Aromatic Chives Salad (Buchu Muchim)
Baek Jong-won’s Fresh Chives Salad: The Perfect Pairing with Meat!
Here’s a recipe for a quick and delicious ‘Buchu Muchim’ (seasoned chives salad) perfect for those moments when you lack appetite! The charm of a ‘geotjeori’ (fresh salad) is that it’s best enjoyed immediately after preparation. As time passes, the chives lose their crispness and flavor diminishes.

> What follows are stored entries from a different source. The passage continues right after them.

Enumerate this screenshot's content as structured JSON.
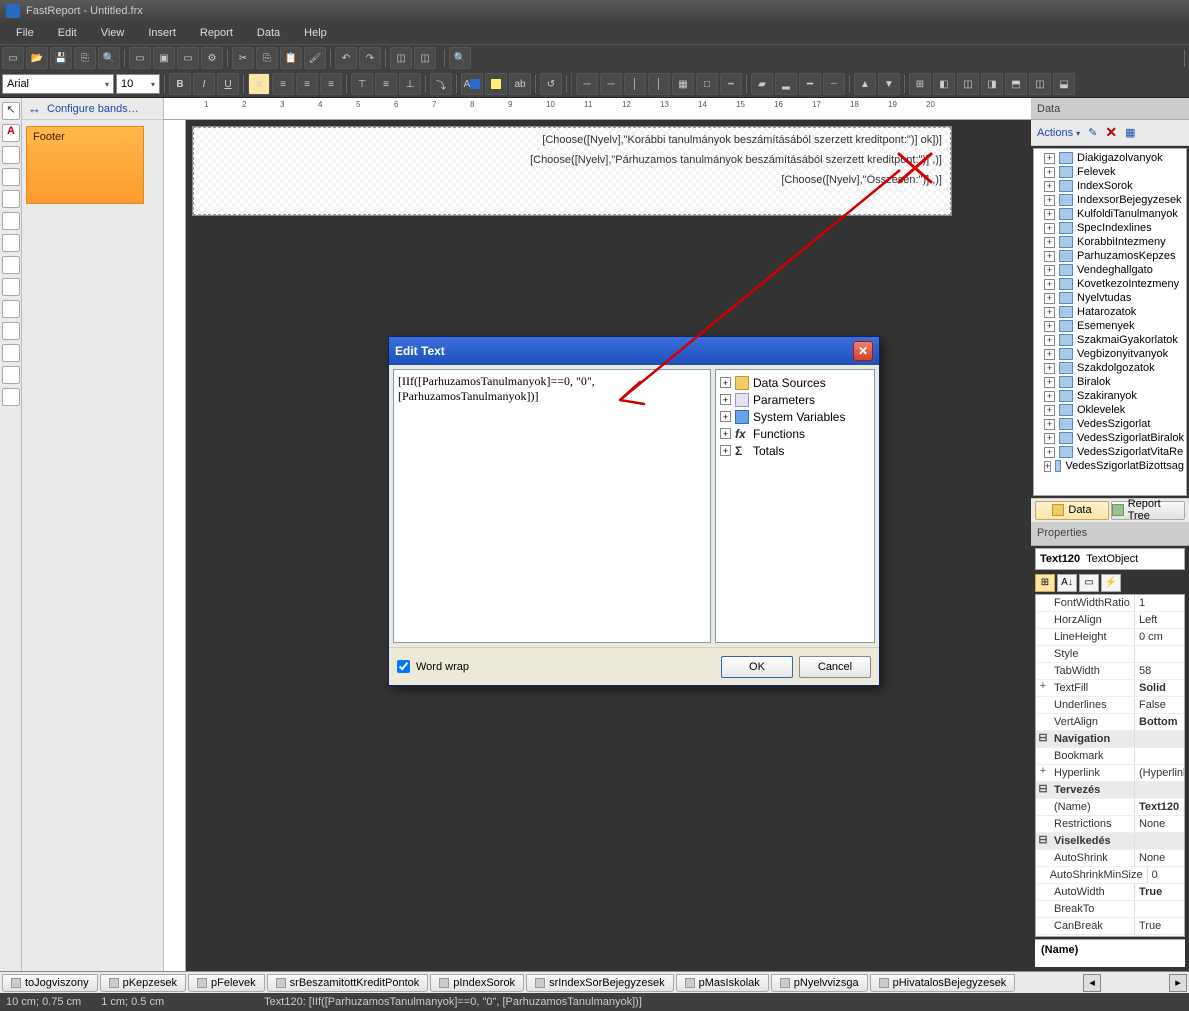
{
  "titlebar": {
    "title": "FastReport - Untitled.frx"
  },
  "menu": {
    "file": "File",
    "edit": "Edit",
    "view": "View",
    "insert": "Insert",
    "report": "Report",
    "data": "Data",
    "help": "Help"
  },
  "format_toolbar": {
    "font": "Arial",
    "size": "10"
  },
  "band_panel": {
    "header": "Configure bands…",
    "footer_label": "Footer"
  },
  "ruler": {
    "marks": [
      "1",
      "2",
      "3",
      "4",
      "5",
      "6",
      "7",
      "8",
      "9",
      "10",
      "11",
      "12",
      "13",
      "14",
      "15",
      "16",
      "17",
      "18",
      "19",
      "20"
    ]
  },
  "sheet": {
    "row1": "[Choose([Nyelv],\"Korábbi tanulmányok beszámításából szerzett kreditpont:\")]  ok])]",
    "row2": "[Choose([Nyelv],\"Párhuzamos tanulmányok beszámításából  szerzett kreditpont:\")]  ,)]",
    "row3": "[Choose([Nyelv],\"Összesen:\")]  ,)]"
  },
  "data_panel": {
    "title": "Data",
    "actions_label": "Actions",
    "tree": [
      "Diakigazolvanyok",
      "Felevek",
      "IndexSorok",
      "IndexsorBejegyzesek",
      "KulfoldiTanulmanyok",
      "SpecIndexlines",
      "KorabbiIntezmeny",
      "ParhuzamosKepzes",
      "Vendeghallgato",
      "KovetkezoIntezmeny",
      "Nyelvtudas",
      "Hatarozatok",
      "Esemenyek",
      "SzakmaiGyakorlatok",
      "Vegbizonyitvanyok",
      "Szakdolgozatok",
      "Biralok",
      "Szakiranyok",
      "Oklevelek",
      "VedesSzigorlat",
      "VedesSzigorlatBiralok",
      "VedesSzigorlatVitaRe",
      "VedesSzigorlatBizottsag"
    ],
    "tab_data": "Data",
    "tab_tree": "Report Tree"
  },
  "properties": {
    "title": "Properties",
    "object_name": "Text120",
    "object_type": "TextObject",
    "rows": [
      {
        "exp": "",
        "name": "FontWidthRatio",
        "val": "1"
      },
      {
        "exp": "",
        "name": "HorzAlign",
        "val": "Left"
      },
      {
        "exp": "",
        "name": "LineHeight",
        "val": "0 cm"
      },
      {
        "exp": "",
        "name": "Style",
        "val": ""
      },
      {
        "exp": "",
        "name": "TabWidth",
        "val": "58"
      },
      {
        "exp": "+",
        "name": "TextFill",
        "val": "Solid",
        "bold": true
      },
      {
        "exp": "",
        "name": "Underlines",
        "val": "False"
      },
      {
        "exp": "",
        "name": "VertAlign",
        "val": "Bottom",
        "bold": true
      }
    ],
    "cat_nav": "Navigation",
    "nav_rows": [
      {
        "exp": "",
        "name": "Bookmark",
        "val": ""
      },
      {
        "exp": "+",
        "name": "Hyperlink",
        "val": "(Hyperlink)"
      }
    ],
    "cat_terv": "Tervezés",
    "terv_rows": [
      {
        "exp": "",
        "name": "(Name)",
        "val": "Text120",
        "bold": true
      },
      {
        "exp": "",
        "name": "Restrictions",
        "val": "None"
      }
    ],
    "cat_visel": "Viselkedés",
    "visel_rows": [
      {
        "exp": "",
        "name": "AutoShrink",
        "val": "None"
      },
      {
        "exp": "",
        "name": "AutoShrinkMinSize",
        "val": "0"
      },
      {
        "exp": "",
        "name": "AutoWidth",
        "val": "True",
        "bold": true
      },
      {
        "exp": "",
        "name": "BreakTo",
        "val": ""
      },
      {
        "exp": "",
        "name": "CanBreak",
        "val": "True"
      }
    ],
    "footer": "(Name)"
  },
  "dialog": {
    "title": "Edit Text",
    "text": "[IIf([ParhuzamosTanulmanyok]==0, \"0\",\n[ParhuzamosTanulmanyok])]",
    "tree": {
      "ds": "Data Sources",
      "params": "Parameters",
      "sys": "System Variables",
      "fx": "Functions",
      "totals": "Totals"
    },
    "wordwrap": "Word wrap",
    "ok": "OK",
    "cancel": "Cancel"
  },
  "page_tabs": [
    "toJogviszony",
    "pKepzesek",
    "pFelevek",
    "srBeszamitottKreditPontok",
    "pIndexSorok",
    "srIndexSorBejegyzesek",
    "pMasIskolak",
    "pNyelvvizsga",
    "pHivatalosBejegyzesek"
  ],
  "status": {
    "pos1": "10 cm; 0.75 cm",
    "pos2": "1 cm; 0.5 cm",
    "selinfo": "Text120:  [IIf([ParhuzamosTanulmanyok]==0, \"0\", [ParhuzamosTanulmanyok])]"
  }
}
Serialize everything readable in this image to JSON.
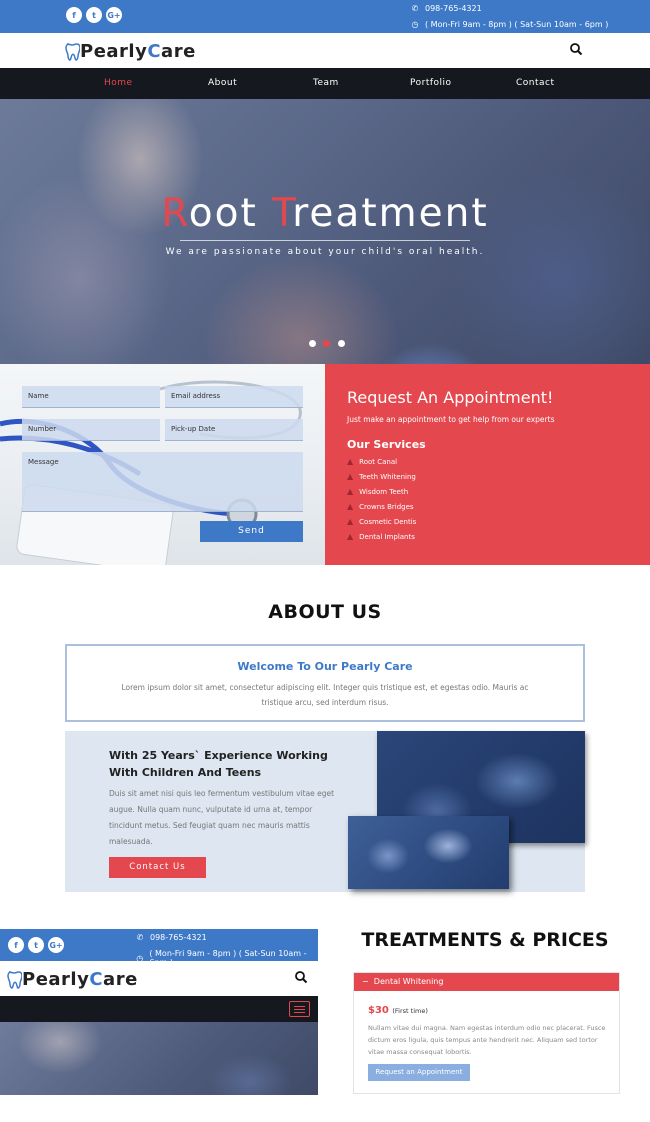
{
  "topbar": {
    "social": [
      "f",
      "t",
      "G+"
    ],
    "phone": "098-765-4321",
    "hours": "( Mon-Fri 9am - 8pm ) ( Sat-Sun 10am - 6pm )"
  },
  "logo": {
    "part1": "Pearly ",
    "accent": "C",
    "part2": "are"
  },
  "nav": [
    "Home",
    "About",
    "Team",
    "Portfolio",
    "Contact"
  ],
  "hero": {
    "title_r": "R",
    "title_rest1": "oot ",
    "title_t": "T",
    "title_rest2": "reatment",
    "subtitle": "We are passionate about your child's oral health."
  },
  "form": {
    "name": "Name",
    "email": "Email address",
    "number": "Number",
    "pickup": "Pick-up Date",
    "message": "Message",
    "send": "Send"
  },
  "appointment": {
    "title": "Request An Appointment!",
    "subtitle": "Just make an appointment to get help from our experts",
    "services_heading": "Our Services",
    "services": [
      "Root Canal",
      "Teeth Whitening",
      "Wisdom Teeth",
      "Crowns Bridges",
      "Cosmetic Dentis",
      "Dental Implants"
    ]
  },
  "about": {
    "heading": "ABOUT US",
    "welcome_title": "Welcome To Our Pearly Care",
    "welcome_text": "Lorem ipsum dolor sit amet, consectetur adipiscing elit. Integer quis tristique est, et egestas odio. Mauris ac tristique arcu, sed interdum risus.",
    "exp_title": "With 25 Years` Experience Working With Children And Teens",
    "exp_text": "Duis sit amet nisi quis leo fermentum vestibulum vitae eget augue. Nulla quam nunc, vulputate id urna at, tempor tincidunt metus. Sed feugiat quam nec mauris mattis malesuada.",
    "contact_btn": "Contact Us"
  },
  "treatments": {
    "heading": "TREATMENTS & PRICES",
    "item": "Dental Whitening",
    "toggle": "−",
    "price": "$30",
    "price_note": "(First time)",
    "desc": "Nullam vitae dui magna. Nam egestas interdum odio nec placerat. Fusce dictum eros ligula, quis tempus ante hendrerit nec. Aliquam sed tortor vitae massa consequat lobortis.",
    "button": "Request an Appointment"
  }
}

Imagine the taste of this salad mixed into freshly cooked rice or served alongside juicy grilled meat – it’s simply irresistible!
Ingredients- 1 bunch fresh chives (approx. 100g)
- 2 Tbsp coarse gochugaru (Korean chili flakes) (adjust to your spice preference)
- 1 Tbsp minced garlic
- 1 Tbsp granulated sugar
- 1 Tbsp rice vinegar
- 1 Tbsp fish sauce (anchovy or sand lance)
- A tiny pinch of minced ginger (optional, but adds depth)
- 2 Tbsp sesame oil
- A sprinkle of toasted sesame seeds (for garnish)
Cooking Instructions
Step 1
Prepare one bunch of fresh chives. Using fresh chives is key to achieving the crisp texture and vibrant aroma of the salad.
Step 2
First, remove any wilted or damaged leaves from the chives. Briefly immerse the chives in clean water and swish them gently to wash. Shake off excess water thoroughly. Cut the chives into approximately 7cm lengths for easy eating. If they are too short, they might lack texture, and if too long, they can be difficult to manage.
Step 3
Transfer the washed and cut chives into a wide bowl. Using a wide bowl ensures that the seasoning can be evenly distributed throughout the chives.
Step 4
Now it’s time for seasoning. Start by sprinkling 2 tablespoons of coarse gochugaru over the chives. If you enjoy a spicier kick, feel free to increase the amount or use a milder variety. Next, add 1 tablespoon of minced garlic.
Step 5
Add 1 tablespoon of granulated sugar for a touch of sweetness and 1 tablespoon of rice vinegar for a pleasant tang. The sugar helps to balance the slight bitterness of the chives and enhances the overall flavor profile.
Step 6
Incorporate 1 tablespoon of fish sauce (either anchovy or sand lance) for umami depth. Anchovy fish sauce offers a richer flavor, but sand lance fish sauce works well too. For an extra layer of aroma, add a very small pinch of minced ginger. Ginger pairs wonderfully with chives, lending a unique and fragrant note.
Step 7
Finally, drizzle in 2 tablespoons of sesame oil for a rich, nutty aroma. The combination of sesame oil’s fragrance with the chives is truly delightful.
Step 8
All the seasonings are now ready. For the final touch, sprinkle a generous amount of toasted sesame seeds over the mixture. Gently toss the chives with your hands to ensure the seasoning coats everything evenly. Be careful not to overmix, as this can make the chives mushy; a light touch is best. This Baek Jong-won style chives salad is best enjoyed immediately after preparation for the most vibrant flavor!